Keine Mindestlaufzeiten mehr - aber nur für einen!?

An der Drucksache 862/1/07 [Link entfernt] , die Empfehlungen bezüglich der Regelungen zum Verbraucherschutz in einer künftigen EU-Richtlinie zur Telekommunikation enthält, hat neben den oben zitierten Ausschüssen auch der für Verbraucherfragen zuständige Agrarausschuss mitgearbeitet.

Laut Empfehlung begrüßt der Bundesrat insbesondere "die Absicht der Kommission [...], einen umfassenden Schutz der Privatsphäre und der personenbezogenen Daten [...] zu gewährleisten." Dem kann man sich nur anschließen. Man sollte aber nicht verkennen, dass die EU mit einer Richtlinie auch den Anstoß zur umstrittenen Vorratsdatenspeicherung gegeben hat.
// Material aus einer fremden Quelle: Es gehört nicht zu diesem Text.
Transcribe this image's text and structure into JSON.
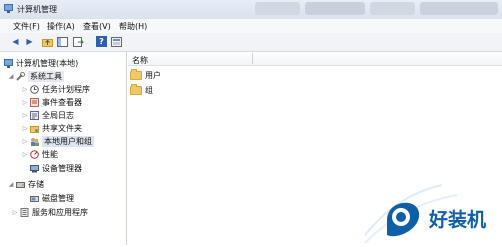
{
  "window": {
    "title": "计算机管理"
  },
  "menu": {
    "file": "文件(F)",
    "action": "操作(A)",
    "view": "查看(V)",
    "help": "帮助(H)"
  },
  "tree": {
    "root": "计算机管理(本地)",
    "system_tools": "系统工具",
    "task_scheduler": "任务计划程序",
    "event_viewer": "事件查看器",
    "global_logs": "全局日志",
    "shared_folders": "共享文件夹",
    "local_users": "本地用户和组",
    "performance": "性能",
    "device_manager": "设备管理器",
    "storage": "存储",
    "disk_management": "磁盘管理",
    "services": "服务和应用程序"
  },
  "list": {
    "column_name": "名称",
    "items": [
      "用户",
      "组"
    ]
  },
  "watermark": {
    "text": "好装机"
  },
  "colors": {
    "accent": "#2f5fa8",
    "folder": "#f2c768",
    "watermark": "#0f5fa8"
  }
}
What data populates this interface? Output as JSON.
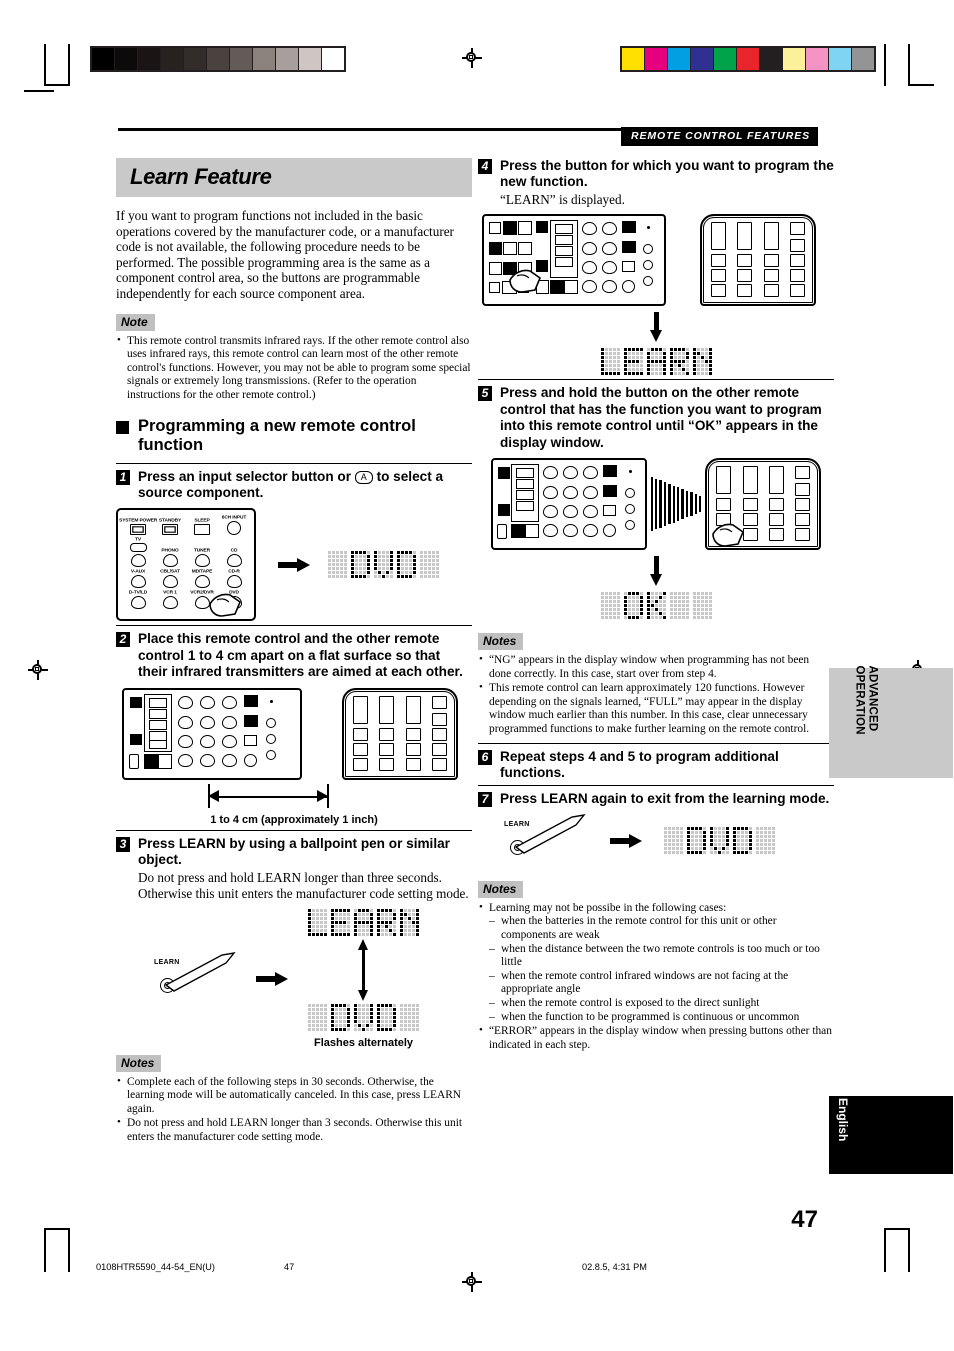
{
  "header": {
    "running_head": "REMOTE CONTROL FEATURES"
  },
  "section": {
    "title": "Learn Feature",
    "intro": "If you want to program functions not included in the basic operations covered by the manufacturer code, or a manufacturer code is not available, the following procedure needs to be performed. The possible programming area is the same as a component control area, so the buttons are programmable independently for each source component area."
  },
  "note_top": {
    "label": "Note",
    "items": [
      "This remote control transmits infrared rays. If the other remote control also uses infrared rays, this remote control can learn most of the other remote control's functions. However, you may not be able to program some special signals or extremely long transmissions. (Refer to the operation instructions for the other remote control.)"
    ]
  },
  "subsection": {
    "heading": "Programming a new remote control function"
  },
  "steps": [
    {
      "num": "1",
      "title_a": "Press an input selector button or",
      "inline_key": "A",
      "title_b": "to select a source component.",
      "display": "DVD"
    },
    {
      "num": "2",
      "title": "Place this remote control and the other remote control 1 to 4 cm apart on a flat surface so that their infrared transmitters are aimed at each other.",
      "caption": "1 to 4 cm (approximately 1 inch)"
    },
    {
      "num": "3",
      "title": "Press LEARN by using a ballpoint pen or similar object.",
      "body": "Do not press and hold LEARN longer than three seconds. Otherwise this unit enters the manufacturer code setting mode.",
      "button_label": "LEARN",
      "display_top": "LEARN",
      "display_bottom": "DVD",
      "caption": "Flashes alternately"
    },
    {
      "num": "4",
      "title": "Press the button for which you want to program the new function.",
      "body": "“LEARN” is displayed.",
      "display": "LEARN"
    },
    {
      "num": "5",
      "title": "Press and hold the button on the other remote control that has the function you want to program into this remote control until “OK” appears in the display window.",
      "display": "OK"
    },
    {
      "num": "6",
      "title": "Repeat steps 4 and 5 to program additional functions."
    },
    {
      "num": "7",
      "title": "Press LEARN again to exit from the learning mode.",
      "button_label": "LEARN",
      "display": "DVD"
    }
  ],
  "notes_left": {
    "label": "Notes",
    "items": [
      "Complete each of the following steps in 30 seconds. Otherwise, the learning mode will be automatically canceled. In this case, press LEARN again.",
      "Do not press and hold LEARN longer than 3 seconds. Otherwise this unit enters the manufacturer code setting mode."
    ]
  },
  "notes_mid": {
    "label": "Notes",
    "items": [
      "“NG” appears in the display window when programming has not been done correctly. In this case, start over from step 4.",
      "This remote control can learn approximately 120 functions. However depending on the signals learned, “FULL” may appear in the display window much earlier than this number. In this case, clear unnecessary programmed functions to make further learning on the remote control."
    ]
  },
  "notes_bottom": {
    "label": "Notes",
    "lead": "Learning may not be possibe in the following cases:",
    "sub_items": [
      "when the batteries in the remote control for this unit or other components are weak",
      "when the distance between the two remote controls is too much or too little",
      "when the remote control infrared windows are not facing at the appropriate angle",
      "when the remote control is exposed to the direct sunlight",
      "when the function to be programmed is continuous or uncommon"
    ],
    "tail": "“ERROR” appears in the display window when pressing buttons other than indicated in each step."
  },
  "remote_buttons": {
    "rows": [
      [
        "SYSTEM POWER",
        "STANDBY",
        "SLEEP",
        "6CH INPUT"
      ],
      [
        "TV",
        "PHONO",
        "TUNER",
        "CD"
      ],
      [
        "V-AUX",
        "CBL/SAT",
        "MD/TAPE",
        "CD-R"
      ],
      [
        "D-TV/LD",
        "VCR 1",
        "VCR2/DVR",
        "DVD"
      ]
    ]
  },
  "side_tabs": {
    "advanced": "ADVANCED OPERATION",
    "language": "English"
  },
  "page_number": "47",
  "footer": {
    "file": "0108HTR5590_44-54_EN(U)",
    "page": "47",
    "timestamp": "02.8.5, 4:31 PM"
  },
  "calibration": {
    "grayscale": [
      "#000000",
      "#0d0a0a",
      "#1a1514",
      "#272120",
      "#332c2a",
      "#4a423f",
      "#645a56",
      "#8b817d",
      "#a89e9b",
      "#cfc6c4",
      "#ffffff"
    ],
    "colors": [
      "#ffe000",
      "#e6007e",
      "#00a0e3",
      "#2e3192",
      "#00a34a",
      "#e8252a",
      "#231f20",
      "#fdf09a",
      "#f494c4",
      "#7fd4f4",
      "#949494"
    ]
  }
}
Vor allem aber werden Verbesserungen beim Verbraucherschutz gefordert. Insbesondere die inzwischen auch bei DSL übliche lange Laufzeit von 24 Monaten wird kritisiert. So kann es sein, dass Kunden weiterhin zahlen müssen, obwohl sie den Anschluss gar nicht mehr benötigen. Und bei schlechter Performance des Anbieters, die den Kunden nervt, aber keine fristlose Kündigung rechtfertigt, bleibt der Kunde quasi gefangen. Alles sehr richtige Argumente des Agrarausschusses, die auch schon von teltarif.de gegen das Laufzeitvirus angeführt wurden.

Doch bei dem vom selben Ausschluss vorgeschlagenen Umsetzungsweg fragt man sich dann doch, ob der Ausschuss überhaupt in der Materie steckt: "Die Mitgliedstaaten sollen daher dafür sorgen, dass im Rahmen der Grundversorgung [...] zumindest ein Unternehmen einen Zugang mit angemessenen Mindestvertragslaufzeiten und Kündigungsfristen anbietet". Wenn lediglich ein Unternehmen einen Zugang ohne Laufzeit anbietet, dann hilft das überhaupt nicht gegen das Problem, denn die meisten Kunden werden angesichts der Tarifvielfalt in einem anderen Tarif hängen, der dann doch wieder eine lange Laufzeit hat!